The Predictive Maintenance Paradox

“We have not been experiencing significant breakdowns since adopting the predictive maintenance approach two years ago. As a result, we are reducing the maintenance budget.”

It’s 10:00 am on a Monday. There is a Finance Review Meeting for a Pan-African petrochemical company in a boardroom at an upmarket office park in Sandton, Johannesburg, South Africa.

Management is exploring potential avenues to cut costs.

A stern-faced, bespectacled financial controller notices that the company has not experienced significant unscheduled plant downtime in two years. As a result, employees spend less time on emergency shutdowns and no longer have to work overtime to “douse the fires”.

Proceeding, he decrees that the company should downsize the maintenance team because there are no more emergency shutdowns.

“Some of the maintenance team may no longer be needed, I am afraid.”

“There is no need to be paying people for merely pitching up for work. We are not running a social welfare programme,” remarks the studious, bespectacled head of finance, who then adds, “They are surplus to requirements at this point. Thus, by letting them go, we will reduce the wage bill of the maintenance team.”

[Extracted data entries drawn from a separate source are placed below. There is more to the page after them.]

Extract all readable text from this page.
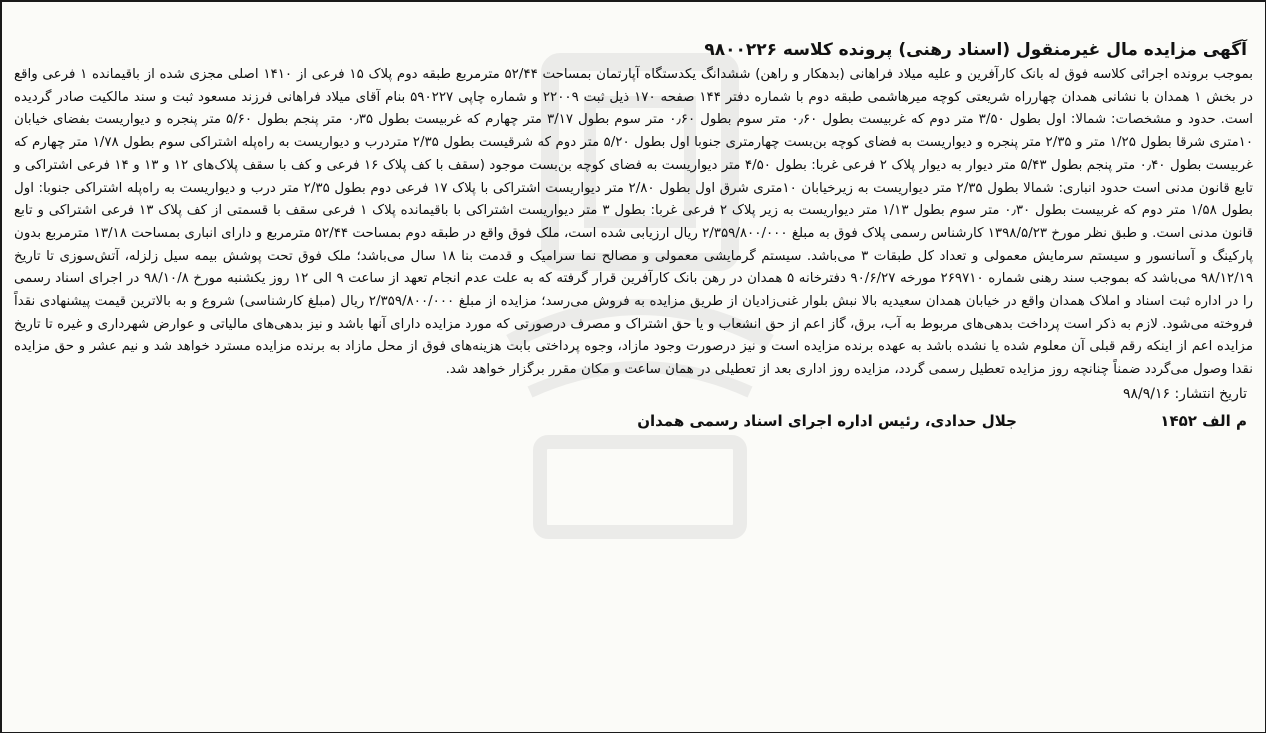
آگهی مزایده مال غیرمنقول (اسناد رهنی) پرونده کلاسه ۹۸۰۰۲۲۶

بموجب برونده اجرائی کلاسه فوق له بانک کارآفرین و علیه میلاد فراهانی (بدهکار و راهن) ششدانگ یکدستگاه آپارتمان بمساحت ۵۲/۴۴ مترمربع طبقه دوم پلاک ۱۵ فرعی از ۱۴۱۰ اصلی مجزی شده از باقیمانده ۱ فرعی واقع در بخش ۱ همدان با نشانی همدان چهارراه شریعتی کوچه میرهاشمی طبقه دوم با شماره دفتر ۱۴۴ صفحه ۱۷۰ ذیل ثبت ۲۲۰۰۹ و شماره چاپی ۵۹۰۲۲۷ بنام آقای میلاد فراهانی فرزند مسعود ثبت و سند مالکیت صادر گردیده است. حدود و مشخصات: شمالا: اول بطول ۳/۵۰ متر دوم که غربیست بطول ۰٫۶۰ متر سوم بطول ۰٫۶۰ متر سوم بطول ۳/۱۷ متر چهارم که غربیست بطول ۰٫۳۵ متر پنجم بطول ۵/۶۰ متر پنجره و دیواریست بفضای خیابان ۱۰متری شرقا بطول ۱/۲۵ متر و ۲/۳۵ متر پنجره و دیواریست به فضای کوچه بن‌بست چهارمتری جنوبا اول بطول ۵/۲۰ متر دوم که شرقیست بطول ۲/۳۵ متردرب و دیواریست به راه‌پله اشتراکی سوم بطول ۱/۷۸ متر چهارم که غربیست بطول ۰٫۴۰ متر پنجم بطول ۵/۴۳ متر دیوار به دیوار پلاک ۲ فرعی غربا: بطول ۴/۵۰ متر دیواریست به فضای کوچه بن‌بست موجود (سقف با کف پلاک ۱۶ فرعی و کف با سقف پلاک‌های ۱۲ و ۱۳ و ۱۴ فرعی اشتراکی و تابع قانون مدنی است حدود انباری: شمالا بطول ۲/۳۵ متر دیواریست به زیرخیابان ۱۰متری شرق اول بطول ۲/۸۰ متر دیواریست اشتراکی با پلاک ۱۷ فرعی دوم بطول ۲/۳۵ متر درب و دیواریست به راه‌پله اشتراکی جنوبا: اول بطول ۱/۵۸ متر دوم که غربیست بطول ۰٫۳۰ متر سوم بطول ۱/۱۳ متر دیواریست به زیر پلاک ۲ فرعی غربا: بطول ۳ متر دیواریست اشتراکی با باقیمانده پلاک ۱ فرعی سقف با قسمتی از کف پلاک ۱۳ فرعی اشتراکی و تابع قانون مدنی است. و طبق نظر مورخ ۱۳۹۸/۵/۲۳ کارشناس رسمی پلاک فوق به مبلغ ۲/۳۵۹/۸۰۰/۰۰۰ ریال ارزیابی شده است، ملک فوق واقع در طبقه دوم بمساحت ۵۲/۴۴ مترمربع و دارای انباری بمساحت ۱۳/۱۸ مترمربع بدون پارکینگ و آسانسور و سیستم سرمایش معمولی و تعداد کل طبقات ۳ می‌باشد. سیستم گرمایشی معمولی و مصالح نما سرامیک و قدمت بنا ۱۸ سال می‌باشد؛ ملک فوق تحت پوشش بیمه سیل زلزله، آتش‌سوزی تا تاریخ ۹۸/۱۲/۱۹ می‌باشد که بموجب سند رهنی شماره ۲۶۹۷۱۰ مورخه ۹۰/۶/۲۷ دفترخانه ۵ همدان در رهن بانک کارآفرین قرار گرفته که به علت عدم انجام تعهد از ساعت ۹ الی ۱۲ روز یکشنبه مورخ ۹۸/۱۰/۸ در اجرای اسناد رسمی را در اداره ثبت اسناد و املاک همدان واقع در خیابان همدان سعیدیه بالا نبش بلوار غنی‌زادیان از طریق مزایده به فروش می‌رسد؛ مزایده از مبلغ ۲/۳۵۹/۸۰۰/۰۰۰ ریال (مبلغ کارشناسی) شروع و به بالاترین قیمت پیشنهادی نقداً فروخته می‌شود. لازم به ذکر است پرداخت بدهی‌های مربوط به آب، برق، گاز اعم از حق انشعاب و یا حق اشتراک و مصرف درصورتی که مورد مزایده دارای آنها باشد و نیز بدهی‌های مالیاتی و عوارض شهرداری و غیره تا تاریخ مزایده اعم از اینکه رقم قبلی آن معلوم شده یا نشده باشد به عهده برنده مزایده است و نیز درصورت وجود مازاد، وجوه پرداختی بابت هزینه‌های فوق از محل مازاد به برنده مزایده مسترد خواهد شد و نیم عشر و حق مزایده نقدا وصول می‌گردد ضمناً چنانچه روز مزایده تعطیل رسمی گردد، مزایده روز اداری بعد از تعطیلی در همان ساعت و مکان مقرر برگزار خواهد شد.

تاریخ انتشار: ۹۸/۹/۱۶

م الف ۱۴۵۲
جلال حدادی، رئیس اداره اجرای اسناد رسمی همدان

Two months later, a third of the non-essential employees are relieved of their duties. Those who actually do the dirty work – the artisans.

Three months later, the unexpected surfaces: the dreaded plant shutdowns.

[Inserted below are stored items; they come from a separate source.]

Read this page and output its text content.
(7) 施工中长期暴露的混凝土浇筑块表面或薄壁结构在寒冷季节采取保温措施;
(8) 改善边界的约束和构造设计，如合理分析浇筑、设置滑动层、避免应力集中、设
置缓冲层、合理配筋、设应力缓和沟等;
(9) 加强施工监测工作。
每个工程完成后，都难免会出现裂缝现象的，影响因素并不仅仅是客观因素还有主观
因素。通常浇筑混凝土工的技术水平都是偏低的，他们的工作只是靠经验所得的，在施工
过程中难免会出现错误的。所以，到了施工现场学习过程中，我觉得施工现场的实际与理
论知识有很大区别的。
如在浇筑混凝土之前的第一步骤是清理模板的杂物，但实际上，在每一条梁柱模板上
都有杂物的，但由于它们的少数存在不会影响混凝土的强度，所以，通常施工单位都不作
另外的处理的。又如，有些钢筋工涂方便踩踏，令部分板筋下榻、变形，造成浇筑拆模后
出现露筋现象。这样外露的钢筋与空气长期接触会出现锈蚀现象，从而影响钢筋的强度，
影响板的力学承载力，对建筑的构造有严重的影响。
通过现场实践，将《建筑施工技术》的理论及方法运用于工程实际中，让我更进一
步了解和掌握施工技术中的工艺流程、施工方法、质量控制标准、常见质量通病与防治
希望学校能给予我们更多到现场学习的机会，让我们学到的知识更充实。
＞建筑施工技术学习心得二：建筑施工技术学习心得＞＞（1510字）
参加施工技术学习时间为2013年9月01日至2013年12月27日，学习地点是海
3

The maintenance manager informs management that he is overwhelmed by inspection tasks on critical machinery and that the workload requires extra hands. And guess who? The supposedly non-essential artisans.

In some companies, management is so accustomed to emergency shutdowns under reactive maintenance that they believe it is the norm. When predictive maintenance works, they think it is atypical.

Unfortunately, finance departments often find themselves trapped in a predictive maintenance paradox: they expect more revenue from higher production, but are not willing to guarantee the funding required to sustain it.